Qui est Mabel, l’étoile du R’n’B anglais ?

Article publié le 27 novembre 2017

Photo : Mabel
Texte : Maxime Retailleau

Avec seulement un EP et une mixtape à son actif, Mabel s’impose déjà comme l’une des nouvelles figures incontournables de la scène R’n’B anglaise.

Suite à la sortie du clip de Finders Keepers cet été, Mabel a intégré le top dix des charts en Angleterre grâce à ce single à la fois lascif et uptempo, à mi-chemin entre pop et R’n’B. Un démarrage en trombe pour l’artiste de 22 ans avant la sortie de son premier album, la propulsant comme l’une des figures de proue d’une nouvelle scène rhythm and blues anglaise en pleine effervescence, qui compte aussi Jorja Smith, Ray BLK, ou encore IAMDDB dans ses rangs. Sortie de l’ombre de ses parents, la chanteuse suédoise Nenneh Cherry et Cameron McVey (l’un des producteurs de Massive Attack), Mabel rayonne d’une assurance inébranlable, et s’apprête à son tour à marquer l’histoire de la musique.
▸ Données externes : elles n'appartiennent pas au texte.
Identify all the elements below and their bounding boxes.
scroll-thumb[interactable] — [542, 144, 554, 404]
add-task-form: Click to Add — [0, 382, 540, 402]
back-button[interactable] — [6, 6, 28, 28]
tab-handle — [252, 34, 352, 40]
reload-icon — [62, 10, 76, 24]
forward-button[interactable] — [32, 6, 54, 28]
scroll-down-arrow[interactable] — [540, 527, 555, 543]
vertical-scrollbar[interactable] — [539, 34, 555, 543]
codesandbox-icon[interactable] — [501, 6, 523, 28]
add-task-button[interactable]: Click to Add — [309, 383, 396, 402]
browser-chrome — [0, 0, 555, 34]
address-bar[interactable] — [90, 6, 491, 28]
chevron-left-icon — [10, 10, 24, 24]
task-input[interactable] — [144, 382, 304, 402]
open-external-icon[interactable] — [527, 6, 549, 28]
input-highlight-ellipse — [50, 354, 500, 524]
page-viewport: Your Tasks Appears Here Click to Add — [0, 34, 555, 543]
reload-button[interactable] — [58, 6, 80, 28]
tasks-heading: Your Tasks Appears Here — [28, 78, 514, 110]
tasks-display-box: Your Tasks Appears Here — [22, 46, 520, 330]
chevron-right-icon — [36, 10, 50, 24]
Antidote. Vous souffriez de troubles anxieux quand vous étiez enfant. La musique a t-elle été votre principale arme pour lutter contre ce problème, et prendre davantage confiance en vous ?
Mabel. Oui, mes parents m’ont appris comment transformer tout cette énergie négative en quelque chose de positif à travers la musique. En grandissant entourée d’individus créatifs, j’ai découvert qu’ils sont nombreux à souffrir de dépression et d’anxiété, mais qu’ils parviennent à transformer leurs problèmes en art. Je me suis dit que je pouvais en faire autant.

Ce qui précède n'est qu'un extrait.